CCD usually occurs later in the year (from August onwards), as well as in the winter period. CCD is common in almost the entire USA as well as Europe. Depending on the location, 10 to 25% of bee keepers are confronted with CCD. Where CCD does and does not occur in Europe has not been precisely documented, the monitoring reports do not provide these details.
It is unclear to what extent is the presence of dead bees in the vicinity of the hives is also part of the CCD phenomenon.
Further analysis of CCD
First of all it is important to establish that in CCD there is a change in behavior of the whole colony.
The presence of only a few nurse bees indicates that these have become foragers in a short space of time.
The urge of bees to leave suddenly is attributable to the change in the composition of the food.
If the bees are found in the vicinity of the hives, this may be due to a disturbance in the flying function. This is attributable to lack of energy or inability to fly any distance (including misshapen wings due to deformed wing virus (DWV).
The normal ratio of bees and brood in a honey bee colony is, in a rough general sense, 2 adult Honey Bees to 1 cell of sealed brood.
When the ratio reverses to 1 adult honey bee to 2 - 3 cells of sealed brood...this is the latest definition of CCD.
Characteristics in common with winter mortality
There is something wrong with the foragers in both winter mortality and CCD. In CCD, nurse bees suddenly become foragers.
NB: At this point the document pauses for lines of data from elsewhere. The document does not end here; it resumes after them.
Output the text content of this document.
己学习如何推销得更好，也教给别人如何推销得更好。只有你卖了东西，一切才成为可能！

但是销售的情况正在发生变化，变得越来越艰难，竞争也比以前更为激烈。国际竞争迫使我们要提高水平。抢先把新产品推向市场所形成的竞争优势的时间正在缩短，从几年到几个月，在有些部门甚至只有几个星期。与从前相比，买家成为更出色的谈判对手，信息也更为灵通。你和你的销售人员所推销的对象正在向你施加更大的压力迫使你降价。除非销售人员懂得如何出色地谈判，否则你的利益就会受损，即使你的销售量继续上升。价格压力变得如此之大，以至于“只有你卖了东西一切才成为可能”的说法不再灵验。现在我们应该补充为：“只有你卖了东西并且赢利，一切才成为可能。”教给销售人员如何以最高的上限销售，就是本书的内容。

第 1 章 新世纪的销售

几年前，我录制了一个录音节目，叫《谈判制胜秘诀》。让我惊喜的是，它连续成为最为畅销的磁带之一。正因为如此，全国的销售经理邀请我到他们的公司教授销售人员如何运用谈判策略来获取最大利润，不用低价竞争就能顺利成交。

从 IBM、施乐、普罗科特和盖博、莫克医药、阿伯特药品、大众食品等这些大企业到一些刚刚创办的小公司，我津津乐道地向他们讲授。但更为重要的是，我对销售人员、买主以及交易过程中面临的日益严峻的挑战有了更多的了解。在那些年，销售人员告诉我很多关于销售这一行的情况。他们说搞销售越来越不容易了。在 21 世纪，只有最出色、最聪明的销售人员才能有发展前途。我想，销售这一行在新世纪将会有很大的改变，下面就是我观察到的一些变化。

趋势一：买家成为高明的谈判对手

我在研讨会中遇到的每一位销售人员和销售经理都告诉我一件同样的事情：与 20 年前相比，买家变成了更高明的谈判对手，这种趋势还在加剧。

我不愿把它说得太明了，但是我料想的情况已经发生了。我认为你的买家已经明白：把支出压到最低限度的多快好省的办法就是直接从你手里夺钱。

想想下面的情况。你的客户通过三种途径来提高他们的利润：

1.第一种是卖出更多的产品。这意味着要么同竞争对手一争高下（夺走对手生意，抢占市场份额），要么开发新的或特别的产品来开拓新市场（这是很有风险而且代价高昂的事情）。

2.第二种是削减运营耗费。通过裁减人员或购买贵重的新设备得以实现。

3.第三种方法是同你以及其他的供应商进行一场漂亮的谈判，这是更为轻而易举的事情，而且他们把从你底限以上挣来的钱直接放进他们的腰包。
In winter mortality, due to the lack of brood there are only foragers.
All too often bee colonies are reported dead in the autumn or winter while the food supply is sufficient. It is unclear as to whether bee colonies do not survive the winter due to ‘hunger’ or because they cannot maintain the temperature in the hive. In principle, bees can cope quite well with low temperatures. A low temperature in the hive may be due to insufficient energy for the flight muscles, because too much energy is needed to maintain the immune system.
The commonly reported starvation (heads in the combs) may be due to the fact that the winter cluster is not moved.
Abandoned hives are not scavenged. Apparently the food is not appealing. This leads to the suspicion that there is something wrong with the food, for example:
- Something is missing from the food
- The food has become contaminated with a microorganism (for example by yeasts or fungi)
- The bees are not attracted to the smell of the food.
We think that the cause of winter mortality is also the cause of CCD. The CCD phenomenon can be fully explained by a change in the composition of the food, which results in a change in the microbial composition. At high temperatures this can easily happen in one day. At lower temperatures, this takes 2 - 3 days.